How long have humans been ice fishing? There isn't a lot of hard archaeological evidence, but there are some intriguing clues to its ancient origins passed down through Indigenous and traditional cultures.
The Oldest Fishing Net in the World?
In 1914, a farmer in Antrea, Finland (now Russia), made a remarkable discovery while digging a ditch in a swampy bog. It was a fragment of knotted rope encased in mud more than three feet below the surface. The rope looked a lot like the nets that local fishermen used to catch salmon and northern pike, but why was it buried in the middle of his field?
It's because the "Antrea Net Find," as archaeologists now call it, was nearly 10,000 years old.

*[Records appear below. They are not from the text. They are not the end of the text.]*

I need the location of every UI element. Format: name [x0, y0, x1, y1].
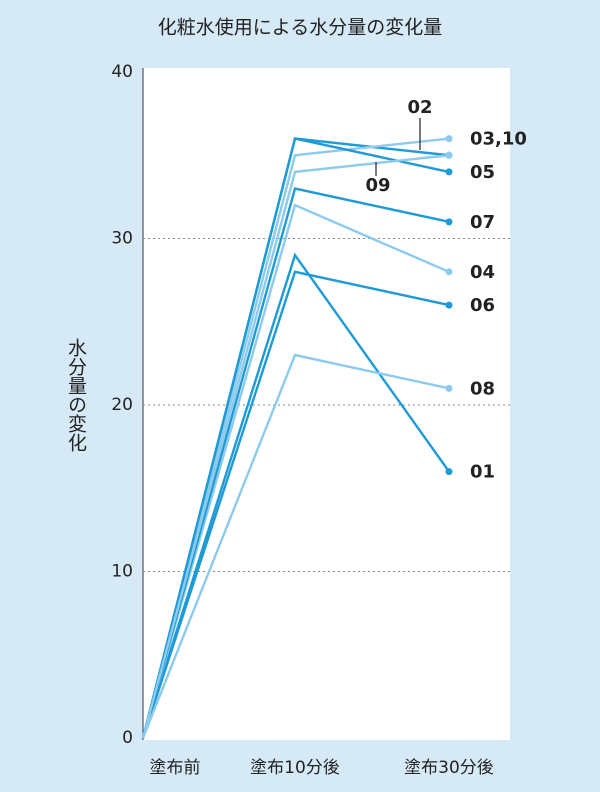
series-line	[141, 154, 450, 739]
series-label: 06	[470, 295, 495, 316]
y-tick-label: 10	[111, 562, 133, 582]
end-point	[445, 218, 453, 226]
series-line	[141, 203, 450, 739]
plot-area	[143, 68, 510, 740]
series-line	[141, 252, 450, 739]
series-label: 02	[407, 97, 432, 118]
series-line	[141, 187, 450, 739]
series-line	[141, 137, 450, 739]
series-label: 05	[470, 162, 495, 183]
x-tick-label: 塗布前	[150, 757, 201, 778]
end-point	[445, 168, 453, 176]
end-point	[445, 268, 453, 276]
end-point	[445, 468, 453, 476]
series-label: 04	[470, 262, 495, 283]
y-tick-label: 40	[111, 62, 133, 82]
chart-title: 化粧水使用による水分量の変化量	[158, 17, 442, 39]
end-point	[445, 384, 453, 392]
series-label: 03,10	[470, 129, 527, 150]
series-label: 09	[365, 175, 390, 196]
end-point	[445, 151, 453, 159]
x-tick-label: 塗布10分後	[250, 757, 340, 778]
y-tick-label: 20	[111, 395, 133, 415]
end-point	[445, 135, 453, 143]
y-axis-label: 水分量の変化	[65, 338, 87, 452]
y-tick-label: 30	[111, 229, 133, 249]
end-point	[445, 301, 453, 309]
y-tick-label: 0	[122, 728, 133, 748]
series-label: 08	[470, 378, 495, 399]
x-tick-label: 塗布30分後	[404, 757, 494, 778]
series-line	[141, 353, 450, 739]
series-line	[141, 270, 450, 739]
series-label: 07	[470, 212, 495, 233]
series-label: 01	[470, 462, 495, 483]
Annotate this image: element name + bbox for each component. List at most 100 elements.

Woven from willow fibers, the net measured nearly 100 feet long with a 2.3-inch mesh. Other artifacts found nearby—stone weights, wooden floats, bone tools and hunting weapons—were likely deposited on the bottom of an ancient lakebed when a Stone Age fisherman’s dugout canoe capsized.
Dating between 8,600 and 8,400 B.C., the Antrea Net is the oldest fishing net in the world, but is it also the oldest evidence of ice fishing?
In North Karelia, the subarctic region between Finland and Russia where the net was found, ice fishing has always been critical for survival during the long, dark winter.
“Winter-based fishing, including winter seining, has been the survival and food security choice that has enabled human societies—both Indigenous peoples and local communities like ours—to live through the long boreal winter,” says Tero Mustonen, a Finnish scientist who also practices a traditional ice fishing method called winter seining.
Winter seining involves cutting big rectangular holes in the lake ice and using long wooden poles to manipulate a large net under the ice, which is then pulled to the surface by hand. The nets used for winter seining need to have a tight mesh because they’re designed to catch small schooling fish. A single net can haul in hundreds of pounds of fish.
The Antrea Net may have been used for winter seining, but its mesh is a little too wide for schooling fish. That doesn’t mean ancient fishermen in North Karelia didn’t have a whole suite of nets and tools for fishing year-round, says Mustonen.
“Any fisherman who was capable of producing [the Antrea Net] technology—the mesh and the knots—was fully capable of producing a smaller seine,” says Mustonen, president of Snowchange Cooperative. “We know that most likely the person who was fishing with the Antrea Net from a dugout boat is part of a long continuum where the same mesh nets and harvesting sites would have been used for 10,000 years.”